= Ghubar-e-Khatir =

Collection of letters by Abul Kalam Azad

Ghubar-e-Khatir (غُبارِ خاطِر) is one of the most important works of Maulana Abul Kalam Azad. It was written primarily between 1942 and 1946 while he was imprisoned in Ahmednagar Fort in Maharashtra by the British Raj. He had traveled to Bombay (now Mumbai) to preside over the meeting of All India Congress Working Committee. The book was later translated into English as Sallies of Mind.

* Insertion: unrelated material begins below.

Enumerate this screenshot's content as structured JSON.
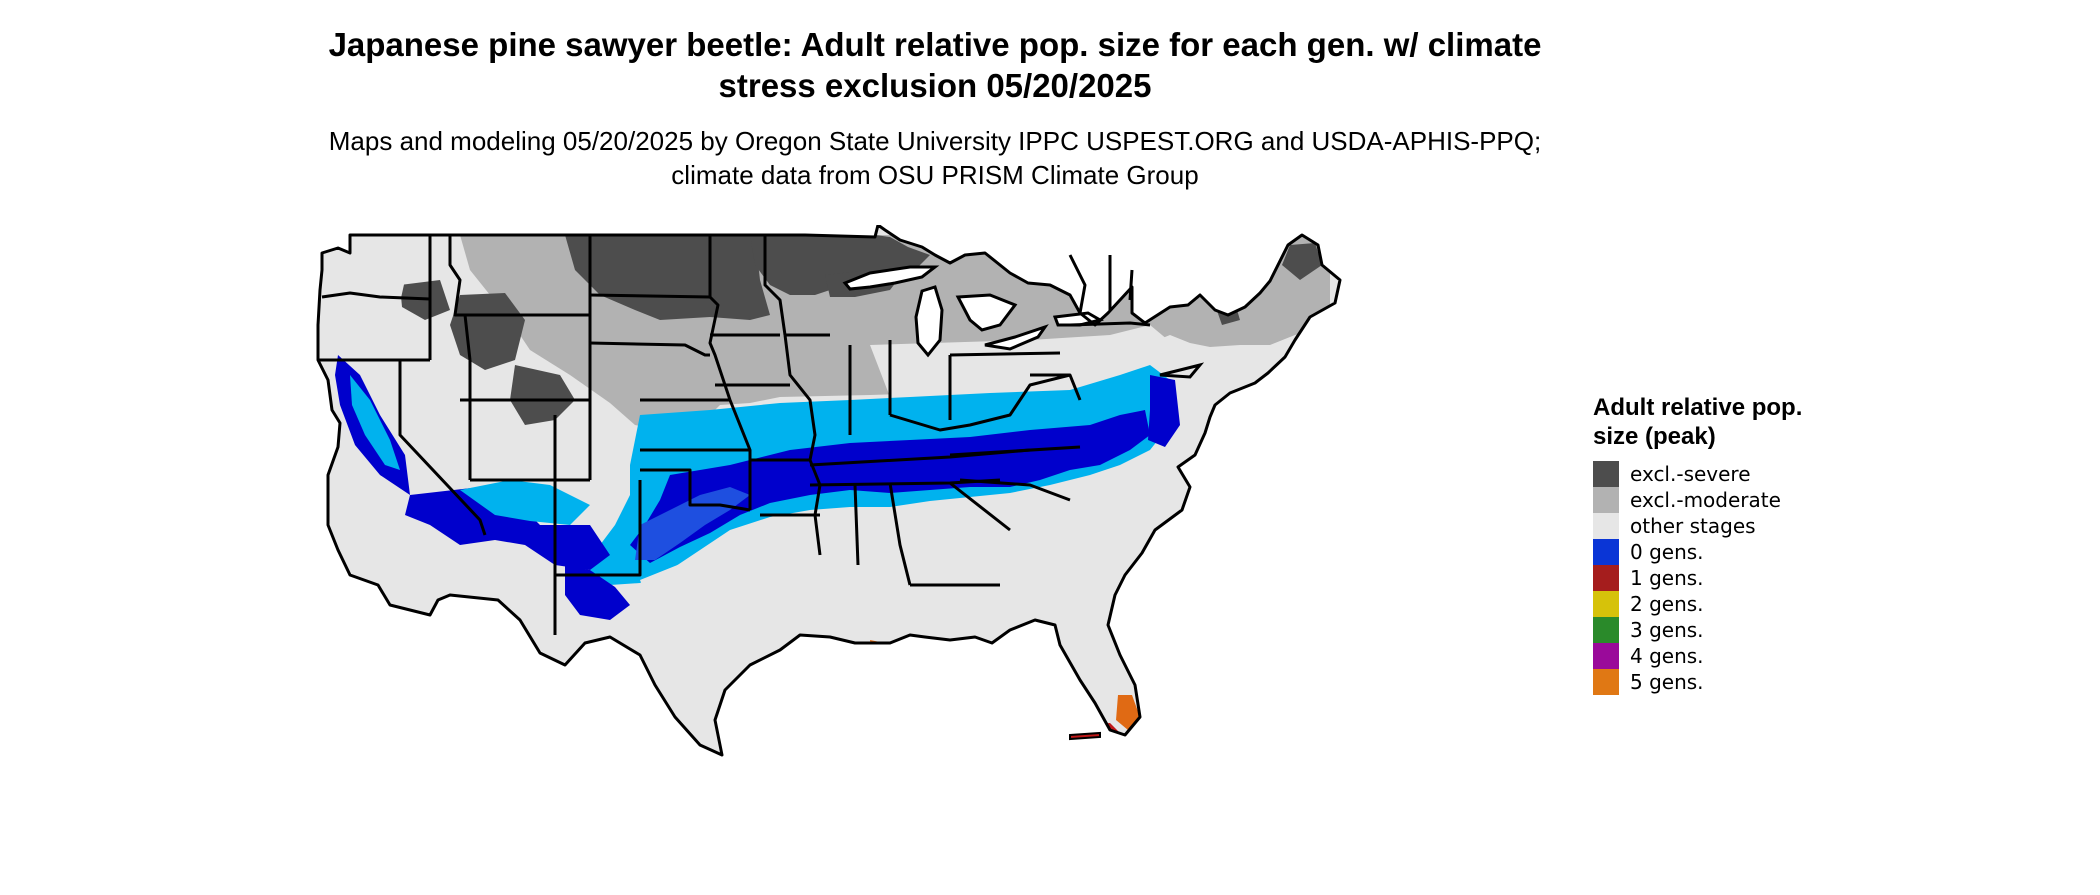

The book is a collection of 24 letters he wrote addressing his close friend, Maulana Habibur Rahman Khan Sherwani. The letters were never sent, as prison regulations did not permit it. After his release in 1946, Azad gave all these letters to his secretary, Muhammad Ajmal Khan, who published them for the first time that year.

==Contents==
Although the book is a collection of letters, all but one or two letters are unique and most of the letters deal with complex issues such as the existence of God, the origin of religions, the origin of music and its place in religion, and other topics. Abul Kalam means eloquent and the book is particularly appreciated because of its beautiful language. Maulana Abul Kalam Azad's hypnotic description of his morning routine of brewing and drinking tea is notably remarkable in the book.

The book is primarily in Urdu but there are over five hundred couplets, mostly in Persian and Arabic. This is because Azad was born in a family where Arabic and Persian were used more frequently than Urdu. He was born in Mecca, given formal education in Persian and Arabic languages but was never taught Urdu.